Para imaginar los finales posibles, el fotógrafo cierra los ojos, distanciándose de la realidad, con el fin de poner «en
orden la escena» (302), tal como un escritor, ordena sus apuntes y, basándose en los fragmentos de la realidad y
en sus ideas, crea la primera versión de la historia de la pareja: «todo acabaría como siempre» (302), dice
aludiendo a la seducción del muchacho, que es una iniciación para el joven, interpretándolo con cierta solemnidad.
Pero con la palabra «quizás» abre paso a otros finales posibles e, incluso, a otras interpretaciones. En la segunda
versión, imagina un juego cruel en el que la mujer se excita por algún otro, y aquí entra en juego la tercera
persona, todavía vaga, desconocida.

Nuevo cambio de enfoque brusco que corta la serie de desenlaces posibles y llama la atención sobre el hecho de
que lo que hace el fotógrafo es pura literatura —aunque nadie diga que es buena literatura—. Michel busca
excepciones e inventa monstruos al ficcionalizar la realidad. Es su forma de buscar la verdad, una verdad más allá
de la realidad. Y en este punto del cuento, ocho páginas después del inicio, el fotógrafo toma la foto, causando un
incidente con la pareja, que se ha dado cuenta de que su imagen ha sido robada. El narrador hace otra vez
consideraciones metaliterarias sobre el modo de narrar el incidente, y opta por un breve resumen, sin diálogos, en
estilo indirecto, quitando importancia a los acontecimientos. Las divagaciones, intercalaciones y anticipaciones
abruman la narración propiamente dicha. La mujer se irrita, el fotógrafo le lleva la contraria por diversión y,
mientras los adultos se pelean, el muchacho huye corriendo, pasando al lado del auto —pequeñez que ganará
importancia más tarde, en la reinterpretación de la escena—. El chico se pierde «como un hilo de la Virgen» (303),
así se pierde la realidad entre las variaciones y la obra entre las interpretaciones.
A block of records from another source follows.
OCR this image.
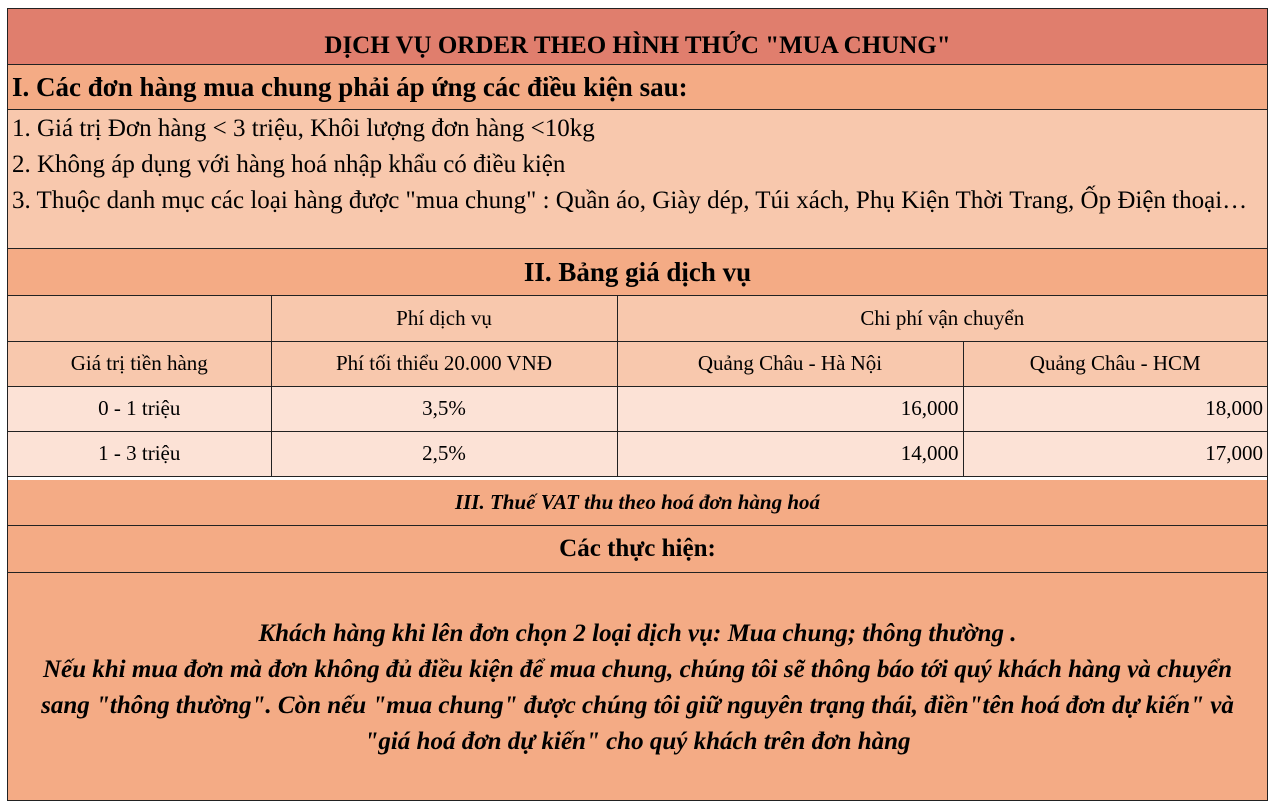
DỊCH VỤ ORDER THEO HÌNH THỨC "MUA CHUNG"
I. Các đơn hàng mua chung phải áp ứng các điều kiện sau:
1. Giá trị Đơn hàng < 3 triệu, Khôi lượng đơn hàng <10kg
2. Không áp dụng với hàng hoá nhập khẩu có điều kiện
3. Thuộc danh mục các loại hàng được "mua chung" : Quần áo, Giày dép, Túi xách, Phụ Kiện Thời Trang, Ốp Điện thoại…
II. Bảng giá dịch vụ
	Phí dịch vụ	Chi phí vận chuyển	
Giá trị tiền hàng	Phí tối thiểu 20.000 VNĐ	Quảng Châu - Hà Nội	Quảng Châu - HCM
0 - 1 triệu	3,5%	16,000	18,000
1 - 3 triệu	2,5%	14,000	17,000
III. Thuế VAT thu theo hoá đơn hàng hoá
Các thực hiện:
Khách hàng khi lên đơn chọn 2 loại dịch vụ: Mua chung; thông thường .
Nếu khi mua đơn mà đơn không đủ điều kiện để mua chung, chúng tôi sẽ thông báo tới quý khách hàng và chuyển sang "thông thường". Còn nếu "mua chung" được chúng tôi giữ nguyên trạng thái, điền"tên hoá đơn dự kiến" và "giá hoá đơn dự kiến" cho quý khách trên đơn hàng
Los hilos de la Virgen o las babas
del diablo son dos nombres alegóricos y antagónicos de la misma cosa. Del contraste entre lo bueno y lo malo, en
el título aparece el segundo, lo diabólico, que en el texto está relacionado irónicamente con la ira de la mujer, e
introduce la figura diabólica del hombre en el auto, primero gris, común, estricto y vagamente negativo, después
negro, elegante, viejo (en contraste con la juventud del muchacho), monstruoso y espantoso, como la muerte o el
diablo personificados. De testigo se convierte en personaje activo, parte de la comedia, como dice el texto, pero
esta comedia se vuelve cada vez más sombría por su participación. El fotógrafo le teme, al tiempo que le disgusta
su presencia, y decide no entregarles la foto, porque adivina miedo y cobardía en su exigencia, y justamente por
estas sospechas busca siempre nuevas explicaciones al incidente. Se repite la huida, pero ahora es el fotógrafo
quien huye como un mozo, cobarde, mientras los adultos (el hombre y la mujer) discuten. El incidente de la foto
termina con otro acecho oculto, de un lugar lejano y seguro: el hombre deja caer el diario que le ha servido como
disfraz, los dos están derrotados, pero el fotógrafo interpreta la conducta de la mujer como la de una persona
acosada que busca la salida, como si el hombre la castigara.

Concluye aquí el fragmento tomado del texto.